Nous venons d'assister cette semaine à un véritable recul pour la cause des langues régionales, pour la cause des langues de France.
Depuis de nombreuses années, chaque alternance politique à la tête de notre pays avait été l'occasion de progrès pour la cause des langues régionales.
Ainsi, en 2008, avec d'autres parlementaires, j'avais porté l'inscription des langues régionales dans la Constitution. Ce combat de longue haleine avait commencé dès 2002 et il avait fallu 6 ans d'action et de persévérance pour aboutir à la présence de nos langues de France dans le texte constitutionnel.
En moins d'une semaine, on a assisté à un véritable recul.
- Par un courrier au Président de la Commission des lois de l'Assemblée nationale, le Président de laRépublique exprime sa volonté de ne pas inscrire la possibilité de ratifier la Charte européenne des langues régionales à l'occasion de la réforme constitutionnelle. Comble des choses, le Président de la Commission des lois n'est autre que le Finistérien Jean-Jacques URVOAS.

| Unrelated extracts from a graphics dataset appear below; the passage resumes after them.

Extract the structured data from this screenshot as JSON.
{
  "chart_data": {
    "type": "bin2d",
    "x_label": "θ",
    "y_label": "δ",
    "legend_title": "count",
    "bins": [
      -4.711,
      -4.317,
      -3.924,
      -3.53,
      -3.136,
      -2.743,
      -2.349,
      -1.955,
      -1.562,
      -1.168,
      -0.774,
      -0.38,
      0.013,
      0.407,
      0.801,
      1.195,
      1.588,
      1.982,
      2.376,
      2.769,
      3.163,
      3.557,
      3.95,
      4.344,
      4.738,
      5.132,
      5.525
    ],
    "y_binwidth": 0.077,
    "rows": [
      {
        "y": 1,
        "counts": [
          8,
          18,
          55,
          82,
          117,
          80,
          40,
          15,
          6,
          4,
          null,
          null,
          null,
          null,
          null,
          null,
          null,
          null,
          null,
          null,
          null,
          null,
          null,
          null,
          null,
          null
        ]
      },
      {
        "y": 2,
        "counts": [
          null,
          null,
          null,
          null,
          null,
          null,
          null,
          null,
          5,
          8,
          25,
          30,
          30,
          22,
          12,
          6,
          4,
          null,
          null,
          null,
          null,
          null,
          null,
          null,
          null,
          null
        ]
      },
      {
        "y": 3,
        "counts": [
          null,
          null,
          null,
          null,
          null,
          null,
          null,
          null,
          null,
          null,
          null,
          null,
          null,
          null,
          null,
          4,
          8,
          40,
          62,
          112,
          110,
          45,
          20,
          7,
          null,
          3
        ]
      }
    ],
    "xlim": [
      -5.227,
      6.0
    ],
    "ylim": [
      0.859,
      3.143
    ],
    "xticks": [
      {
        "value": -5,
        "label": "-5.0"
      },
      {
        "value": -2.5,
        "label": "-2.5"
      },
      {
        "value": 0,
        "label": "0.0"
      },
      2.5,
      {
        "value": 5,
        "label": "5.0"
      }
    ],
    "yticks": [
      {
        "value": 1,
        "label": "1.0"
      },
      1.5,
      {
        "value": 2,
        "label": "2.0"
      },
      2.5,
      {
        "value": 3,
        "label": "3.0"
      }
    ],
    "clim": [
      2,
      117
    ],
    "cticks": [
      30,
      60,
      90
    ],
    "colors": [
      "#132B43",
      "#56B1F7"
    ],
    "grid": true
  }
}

- La majorité présidentielle rejette, jeudi 14 mars, toutes les propositions visant à faire progresser la cause des langues régionales à l'école. Le Projet de Loi sur la « Refondation de l'Ecole » était probablement la seule occasion du mandat de faire évoluer concrètement l'enseignement des langues régionales à l'Ecole.
- Enfin, la majorité, retrouvant ses racines génétiquement jacobines, adopte l'amendement suivant : "Après accord des représentants légaux des élèves ou des élèves eux-mêmes s'ils sont majeurs, les professeurs peuvent recourir aux langues régionales chaque fois qu'ils peuvent en tirer profit pour leur enseignement de la langue française." Vous l'avez bien lu, pour une simple sensibilisation aux langues régionales, il faudra une autorisation des parents. Cette dernière évolution législative, ne permet l'évocation des langues de France que si elle valorise la langue française. Les langues régionales ne sont donc que des supplétives du Français, pouvant éventuellement en expliquer les racines, mais n'ayant pas leur vie propre et un avenir possible.
Pour la cause des langues régionales, reniement et recul auront marqué cette semaine. Mais si nous avions eu un débat de fond et une opposition franche sur des arguments riches de conviction nous aurions pu saluer la franchise de nos adversaires. Au contraire, cette semaine a été marquée par de petites et lâches résignations. Un jour, c'est le Conseil d'Etat qui émet des réserves, en oubliant que le Conseil d'Etat émet de multiples réserves sur de multiples textes et que le Gouvernement peut parfaitement passer outre. Le lendemain, c'est le Conseil constitutionnel dont on nous dit qu'il pourrait être opposé, sans d'ailleurs qu'on l'ai consulté. Tout cela justifie les petites habiletés, les petites reculades, les petites combines ; tout cela au mépris des promesses de campagne et notamment de l'engagement 56 du programme du candidat Hollande. Chez les défenseurs des langues régionales, habileté, reniement et recul provoquent d'abord un sentiment de colère. Puis la colère se transforme en une motivation et en des convictions, renouvelées, renforcées et encore plus déterminés. Nous savons désormais sur qui nous pouvons compter et que désormais, les bonnes paroles et belles promesses ne suffiront plus.
Jusqu'à présent, chaque Gouvernement faisait progresser, parfois de façon limitée, la question des langues régionales. Pour la première fois, il s'agit aujourd'hui d'un recul.